Et des jeunes gens du quartier de la Bottière à Nantes, qui frémissaient hier de leur exploit de dimanche, raconte Presse Océan, ils ne savaient pas qu'ils étaient capables de devenir tous ensemble des héros et revisionnaient les vidéos Snapchat du sauvetage d'une famille, prise dans un immeuble en flammes, les jeunes sont montés par la façade et ont improvisé une chaine humaine pour évacuer les adultes, le bébé a été largué sur des matelas disposés au pied de l'immeuble, puis pris en charge par les mamans du quartier qui est une famille... 

Et voilà donc de France une histoire jolie.   J'en vois d'autres de tous acabits. 

Le Progrès me raconte le sauvetage d'un grand-duc tombé dans une fosse à lisier, on l'a soigné pendant un mois, cet oiseau. La Provence encore raconte le courage d'un véliplanchiste égaré qui toute une nuit, a tenu en espérant les secours... Une vieille dame Suzanne Verehee, est revenue visiter l'usine Lacoste où elle travailla de 1936 à 1989, elle a presque cent ans Suzanne qui à quatorze ans cousait des crocodiles, nous dit l'Est Eclair -le même Est Eclair qui me montre une statuette signée Camille Claudel, au joli nom, "le dieu envolé", que l'on restaure pour le musée de Nogent-sur-Seine, mais quand la verrons-nous. 

Les Echos nous disent que la maison Petrossian, caviar çà Paris, sera prête à nous régaler quand la Covid se dissipera, et aussi que le Puy-du-Fou, va monter des spectacles en Espagne, et peut-être un jour la Chine! 

Libération nous raconte une chorégraphe française Gaelle Bourges, qui a monté un spectacle éblouissant et nourri d'histoire,  quand le verrons nous, sur un lord anglais, Elgin, voleur de cariatides grecques... Les DNA nous disent aussi Rémy Hoffert 72 ans, qui attend que la maladie se dissipe pour reprendre le sifflet outre-Rhin où il est arbitre depuis 1993 -nos voisins le surnomment  der sympatische fransoze

Nous le rangeons parmi ceux que nous aimons, comme Pape Diouf, journaliste, agent de joueurs et dirigeant de l'OM que la Provence nous restitue tellement vivant un an après sa mort... Vivant, comme le navigateur Jean Le Cam dont le Monde nous a dit qu'enfant il faisait de la danse et dont l'Equipe précise qu'il adore les Renault 4...  Est-on mieux français?  

Le Parisien, au chapitre des anciens, m'apprend que Danièle Gilbert, qui fut la compagne de nos midi télévisés, et qui va ressusciter en streaming son "Midi première" avait écrit une thèse sur Rainer Maria Rilke... Et bien!

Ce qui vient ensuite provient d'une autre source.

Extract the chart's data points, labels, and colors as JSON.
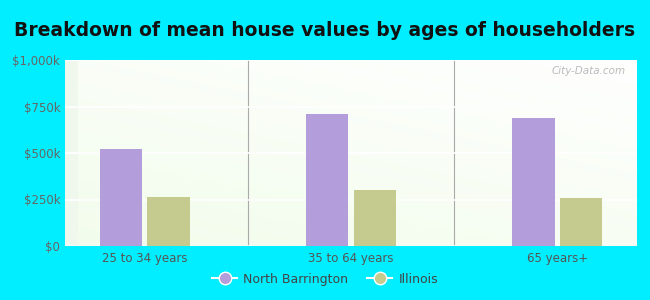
{
  "title": "Breakdown of mean house values by ages of householders",
  "categories": [
    "25 to 34 years",
    "35 to 64 years",
    "65 years+"
  ],
  "north_barrington": [
    520000,
    710000,
    690000
  ],
  "illinois": [
    265000,
    300000,
    260000
  ],
  "bar_color_nb": "#b39ddb",
  "bar_color_il": "#c5ca8e",
  "background_outer": "#00eeff",
  "ylim": [
    0,
    1000000
  ],
  "yticks": [
    0,
    250000,
    500000,
    750000,
    1000000
  ],
  "ytick_labels": [
    "$0",
    "$250k",
    "$500k",
    "$750k",
    "$1,000k"
  ],
  "legend_labels": [
    "North Barrington",
    "Illinois"
  ],
  "title_fontsize": 13.5,
  "tick_fontsize": 8.5,
  "legend_fontsize": 9,
  "bar_width": 0.32,
  "watermark": "City-Data.com"
}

Et on parle enfin de bandits...  

Et c'est comme un roman... Dans le Monde, qui à partir des écoutes que la police avait mis en place sur leurs résidences, raconte l'opulence et l'irréalité de la bande corse dite "du petit bar", prospère au point d'en oublier les vieilles prudences du milieu. Particulièrement savoureuses et tristes sont les disputes entre le chef de la bande et sa belle-mère, femme politique estimable... 

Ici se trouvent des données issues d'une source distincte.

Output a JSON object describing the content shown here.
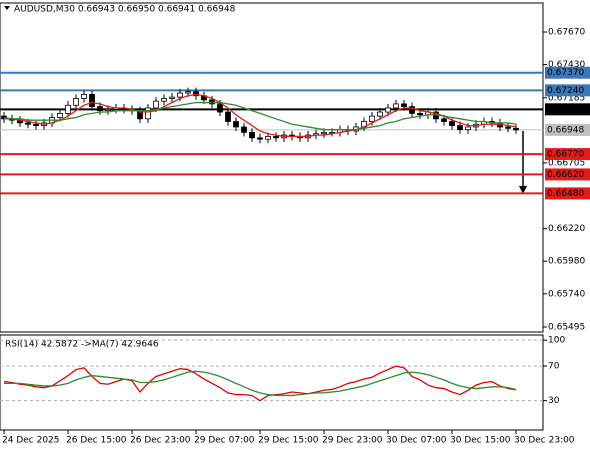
{
  "chart_data": [
    {
      "type": "candlestick",
      "header": "AUDUSD,M30  0.66943 0.66950 0.66941 0.66948",
      "ylim": [
        0.65458,
        0.67884
      ],
      "yticks": [
        {
          "value": 0.6767,
          "label": "0.67670"
        },
        {
          "value": 0.6743,
          "label": "0.67430"
        },
        {
          "value": 0.67185,
          "label": "0.67185"
        },
        {
          "value": 0.66705,
          "label": "0.66705"
        },
        {
          "value": 0.6622,
          "label": "0.66220"
        },
        {
          "value": 0.6598,
          "label": "0.65980"
        },
        {
          "value": 0.6574,
          "label": "0.65740"
        },
        {
          "value": 0.65495,
          "label": "0.65495"
        }
      ],
      "xtick_labels": [
        "24 Dec 2025",
        "26 Dec 15:00",
        "26 Dec 23:00",
        "29 Dec 07:00",
        "29 Dec 15:00",
        "29 Dec 23:00",
        "30 Dec 07:00",
        "30 Dec 15:00",
        "30 Dec 23:00"
      ],
      "levels": [
        {
          "value": 0.6737,
          "label": "0.67370",
          "color": "#3a78b8"
        },
        {
          "value": 0.6724,
          "label": "0.67240",
          "color": "#3a78b8"
        },
        {
          "value": 0.671,
          "label": "0.67100",
          "color": "#000000"
        },
        {
          "value": 0.66948,
          "label": "0.66948",
          "color": "#c0c0c0"
        },
        {
          "value": 0.6677,
          "label": "0.66770",
          "color": "#e41b1b"
        },
        {
          "value": 0.6662,
          "label": "0.66620",
          "color": "#e41b1b"
        },
        {
          "value": 0.6648,
          "label": "0.66480",
          "color": "#e41b1b"
        }
      ],
      "open": [
        0.6705,
        0.6703,
        0.6702,
        0.67,
        0.6699,
        0.6698,
        0.67,
        0.6704,
        0.6707,
        0.6713,
        0.6718,
        0.6721,
        0.6712,
        0.6709,
        0.671,
        0.6711,
        0.671,
        0.6709,
        0.6703,
        0.6711,
        0.6716,
        0.6718,
        0.6719,
        0.6722,
        0.6723,
        0.672,
        0.6717,
        0.6714,
        0.6708,
        0.6701,
        0.6697,
        0.6693,
        0.6689,
        0.6688,
        0.669,
        0.6689,
        0.6691,
        0.669,
        0.6689,
        0.6691,
        0.6692,
        0.6693,
        0.6693,
        0.6695,
        0.6694,
        0.6697,
        0.6701,
        0.6705,
        0.6708,
        0.6711,
        0.6714,
        0.6712,
        0.6707,
        0.6706,
        0.6708,
        0.6703,
        0.6701,
        0.6698,
        0.6695,
        0.6697,
        0.6699,
        0.6701,
        0.67,
        0.6697,
        0.6696
      ],
      "high": [
        0.6708,
        0.6706,
        0.6705,
        0.6703,
        0.6702,
        0.6703,
        0.6707,
        0.671,
        0.6716,
        0.6721,
        0.6724,
        0.6724,
        0.6715,
        0.6713,
        0.6714,
        0.6714,
        0.6713,
        0.6712,
        0.6714,
        0.6719,
        0.6721,
        0.6722,
        0.6725,
        0.6726,
        0.6726,
        0.6723,
        0.672,
        0.6717,
        0.6711,
        0.6704,
        0.67,
        0.6696,
        0.6692,
        0.6693,
        0.6693,
        0.6694,
        0.6694,
        0.6693,
        0.6694,
        0.6695,
        0.6696,
        0.6696,
        0.6698,
        0.6698,
        0.67,
        0.6704,
        0.6708,
        0.6711,
        0.6714,
        0.6717,
        0.6717,
        0.6715,
        0.671,
        0.6711,
        0.6711,
        0.6706,
        0.6704,
        0.6701,
        0.67,
        0.6702,
        0.6704,
        0.6704,
        0.6703,
        0.67,
        0.6699
      ],
      "low": [
        0.67,
        0.6699,
        0.6697,
        0.6696,
        0.6695,
        0.6695,
        0.6697,
        0.6701,
        0.6704,
        0.671,
        0.6715,
        0.6709,
        0.6706,
        0.6706,
        0.6707,
        0.6707,
        0.6706,
        0.67,
        0.67,
        0.6708,
        0.6713,
        0.6715,
        0.6716,
        0.6719,
        0.6717,
        0.6714,
        0.6711,
        0.6705,
        0.6698,
        0.6694,
        0.669,
        0.6686,
        0.6685,
        0.6685,
        0.6686,
        0.6686,
        0.6687,
        0.6686,
        0.6686,
        0.6688,
        0.6689,
        0.669,
        0.669,
        0.6691,
        0.6691,
        0.6694,
        0.6698,
        0.6702,
        0.6705,
        0.6708,
        0.6709,
        0.6704,
        0.6703,
        0.6703,
        0.67,
        0.6698,
        0.6695,
        0.6692,
        0.6692,
        0.6694,
        0.6696,
        0.6697,
        0.6694,
        0.6693,
        0.6692
      ],
      "close": [
        0.6703,
        0.6702,
        0.67,
        0.6699,
        0.6698,
        0.67,
        0.6704,
        0.6707,
        0.6713,
        0.6718,
        0.6721,
        0.6712,
        0.6709,
        0.671,
        0.6711,
        0.671,
        0.6709,
        0.6703,
        0.6711,
        0.6716,
        0.6718,
        0.6719,
        0.6722,
        0.6723,
        0.672,
        0.6717,
        0.6714,
        0.6708,
        0.6701,
        0.6697,
        0.6693,
        0.6689,
        0.6688,
        0.669,
        0.6689,
        0.6691,
        0.669,
        0.6689,
        0.6691,
        0.6692,
        0.6693,
        0.6693,
        0.6695,
        0.6694,
        0.6697,
        0.6701,
        0.6705,
        0.6708,
        0.6711,
        0.6714,
        0.6712,
        0.6707,
        0.6706,
        0.6708,
        0.6703,
        0.6701,
        0.6698,
        0.6695,
        0.6697,
        0.6699,
        0.6701,
        0.67,
        0.6697,
        0.6696,
        0.66948
      ],
      "series": [
        {
          "color": "#e02020",
          "values": [
            0.6704,
            0.6703,
            0.6702,
            0.6701,
            0.67,
            0.6699,
            0.67,
            0.6702,
            0.6705,
            0.6709,
            0.6713,
            0.6715,
            0.6714,
            0.6712,
            0.6711,
            0.6711,
            0.671,
            0.6708,
            0.6708,
            0.6709,
            0.6712,
            0.6715,
            0.6718,
            0.672,
            0.6721,
            0.672,
            0.6718,
            0.6715,
            0.6711,
            0.6706,
            0.6702,
            0.6698,
            0.6694,
            0.6692,
            0.6691,
            0.669,
            0.669,
            0.669,
            0.669,
            0.6691,
            0.6691,
            0.6692,
            0.6693,
            0.6694,
            0.6695,
            0.6697,
            0.67,
            0.6703,
            0.6706,
            0.6709,
            0.6711,
            0.6711,
            0.6709,
            0.6708,
            0.6707,
            0.6705,
            0.6702,
            0.67,
            0.6698,
            0.6698,
            0.6699,
            0.6699,
            0.6699,
            0.6698,
            0.6697
          ]
        },
        {
          "color": "#2e8b2e",
          "values": [
            0.6703,
            0.6703,
            0.6703,
            0.6702,
            0.6702,
            0.6702,
            0.6702,
            0.6702,
            0.6703,
            0.6704,
            0.6706,
            0.6707,
            0.6708,
            0.6708,
            0.6709,
            0.6709,
            0.6709,
            0.6709,
            0.6709,
            0.671,
            0.6711,
            0.6712,
            0.6713,
            0.6714,
            0.6715,
            0.6715,
            0.6715,
            0.6715,
            0.6714,
            0.6713,
            0.6711,
            0.6709,
            0.6707,
            0.6705,
            0.6703,
            0.6701,
            0.6699,
            0.6698,
            0.6697,
            0.6696,
            0.6695,
            0.6695,
            0.6695,
            0.6695,
            0.6695,
            0.6696,
            0.6697,
            0.6698,
            0.67,
            0.6701,
            0.6703,
            0.6704,
            0.6705,
            0.6706,
            0.6706,
            0.6705,
            0.6704,
            0.6703,
            0.6702,
            0.6701,
            0.6701,
            0.67,
            0.67,
            0.67,
            0.6699
          ]
        }
      ]
    },
    {
      "type": "line",
      "header": "RSI(14) 42.5872  ->MA(7) 42.9646",
      "ylim": [
        -4,
        106
      ],
      "yticks": [
        100,
        70,
        30
      ],
      "series": [
        {
          "color": "#e00000",
          "values": [
            52,
            51,
            49,
            48,
            46,
            45,
            47,
            53,
            59,
            66,
            68,
            58,
            50,
            49,
            52,
            55,
            53,
            40,
            50,
            58,
            61,
            64,
            67,
            66,
            61,
            55,
            50,
            45,
            39,
            37,
            37,
            36,
            30,
            36,
            37,
            38,
            40,
            39,
            38,
            40,
            42,
            43,
            46,
            50,
            52,
            55,
            57,
            62,
            66,
            70,
            68,
            58,
            54,
            48,
            45,
            44,
            40,
            37,
            42,
            48,
            51,
            52,
            47,
            44,
            42.5872
          ]
        },
        {
          "color": "#2e8b2e",
          "values": [
            50,
            50,
            50,
            49,
            48,
            47,
            47,
            48,
            50,
            54,
            57,
            59,
            58,
            57,
            56,
            55,
            54,
            51,
            51,
            52,
            54,
            57,
            60,
            63,
            64,
            63,
            61,
            58,
            54,
            50,
            46,
            42,
            39,
            37,
            36,
            36,
            36,
            37,
            38,
            39,
            39,
            40,
            41,
            43,
            45,
            47,
            50,
            53,
            56,
            59,
            62,
            63,
            62,
            60,
            57,
            54,
            50,
            47,
            45,
            44,
            45,
            46,
            46,
            45,
            42.9646
          ]
        }
      ]
    }
  ]
}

"J’ai honte. J’ai honte, quand je passe en ville j’ai toujours honte".

-Par rapport à quoi vous avez honte ? Et votre  mari, vous n’avez pas honte quand vous passez dans la rue, de vous faire interpeller parce qu’il a escroqué la moitié de la ville ? Sur les voyous, moi ce que je vois, c’est que quand tout va mal, il y a un problème. Mais quand tout va bien, ça sert tout le monde."

Si vous aimez les histoires de familles,  lisez aussi dans le Figaro ce drame anglais, d'un homme qui enfant s'était persuadé que soin beau-père, un réfugié polonais, avait été pendant la guerre un complice actif des crimes nazis, il y consuma son existence, tous deux sont morts, je n'aurai pas la méchanceté de vous dire la conclusion.